Rictor is essential for mTORC2 signaling upon PTEN mutation. (a–g) PTEN^mu cells were transfected with siRictor. After 24 h of transfection, cell lysates were prepared and subjected for western blot analysis. (a) Expression of Rictor was determined. (b, c) Level of mTORC-specific phosphorylations were shown in western blot with relative densitometry values. (d, e) mTORC2 activity was checked by studying Ser473 phosphorylation of AKT. Relative densitometry analysis of AKT ser473 showed. (f, g) Status of GSK3β Ser9 phosphorylation with relative densitometric analysis. (h) PTEN^wt cells were transfected with siPTEN or co-transfected with both siPTEN and siRictor consecutively. After 24 h of transfection, cell lysates were prepared and subjected for western blot analysis.
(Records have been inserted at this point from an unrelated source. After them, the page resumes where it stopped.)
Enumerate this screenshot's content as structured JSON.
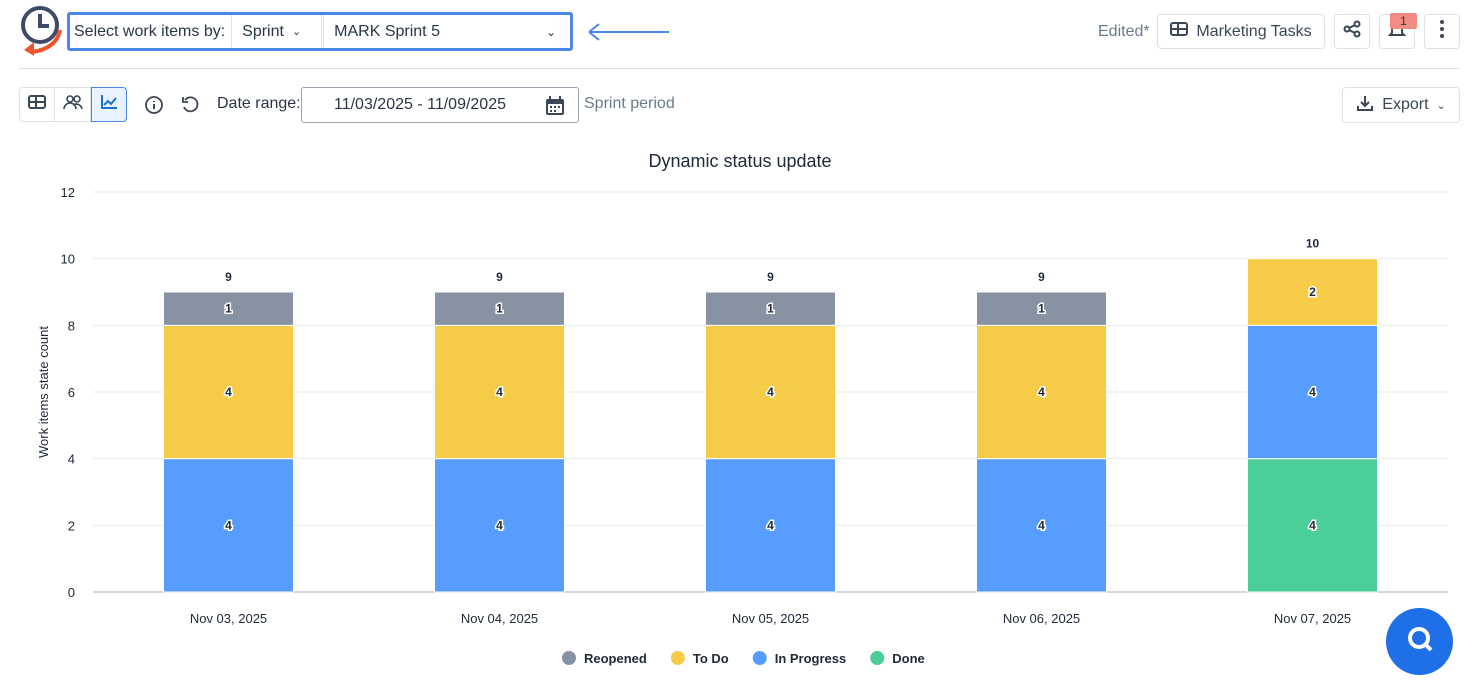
{
  "header": {
    "select_label": "Select work items by:",
    "group_by": "Sprint",
    "sprint": "MARK Sprint 5",
    "edited": "Edited*",
    "board": "Marketing Tasks",
    "notification_count": "1"
  },
  "toolbar": {
    "date_range_label": "Date range:",
    "date_range": "11/03/2025 - 11/09/2025",
    "period": "Sprint period",
    "export": "Export"
  },
  "colors": {
    "accent": "#4a86e8",
    "Reopened": "#8792a2",
    "To Do": "#f5cb47",
    "In Progress": "#579dff",
    "Done": "#4bce97"
  },
  "chart_data": {
    "type": "bar",
    "stacked": true,
    "title": "Dynamic status update",
    "xlabel": "",
    "ylabel": "Work items state count",
    "ylim": [
      0,
      12
    ],
    "yticks": [
      0,
      2,
      4,
      6,
      8,
      10,
      12
    ],
    "grid": true,
    "legend": "bottom",
    "categories": [
      "Nov 03, 2025",
      "Nov 04, 2025",
      "Nov 05, 2025",
      "Nov 06, 2025",
      "Nov 07, 2025"
    ],
    "series": [
      {
        "name": "Done",
        "values": [
          0,
          0,
          0,
          0,
          4
        ]
      },
      {
        "name": "In Progress",
        "values": [
          4,
          4,
          4,
          4,
          4
        ]
      },
      {
        "name": "To Do",
        "values": [
          4,
          4,
          4,
          4,
          2
        ]
      },
      {
        "name": "Reopened",
        "values": [
          1,
          1,
          1,
          1,
          0
        ]
      }
    ],
    "totals": [
      9,
      9,
      9,
      9,
      10
    ],
    "legend_order": [
      "Reopened",
      "To Do",
      "In Progress",
      "Done"
    ]
  }
}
Western blots showed that knockdown of Rictor from PTEN-depleted cell reverted mTORC2 signaling pathway. Single knockdown of PTEN increased phosphorylation of mTOR (Ser2481), AKT (Ser473) and GSK3β (Ser9). Depletion of both PTEN and Rictor decreased phosphorylation of mTOR (Ser2481), AKT (Ser473) and GSK3β (Ser9). (i) Status of p-AKT (Ser473), p-GSK3β (Ser9) and p-mTOR (Ser2481) with respect to total protein level in other PTEN^mu (T98G, U373MG) and PTEN^wt (LN18) GBM cell lines. β-Actin was served as loading control in all set of experiments. All the densitometric analysis were done by ImageJ analysis and normalized against the expression of β-actin and respective total protein level. Each value is the mean±s.d. of three independent experiments. *P<0.05, significant difference between two test groups.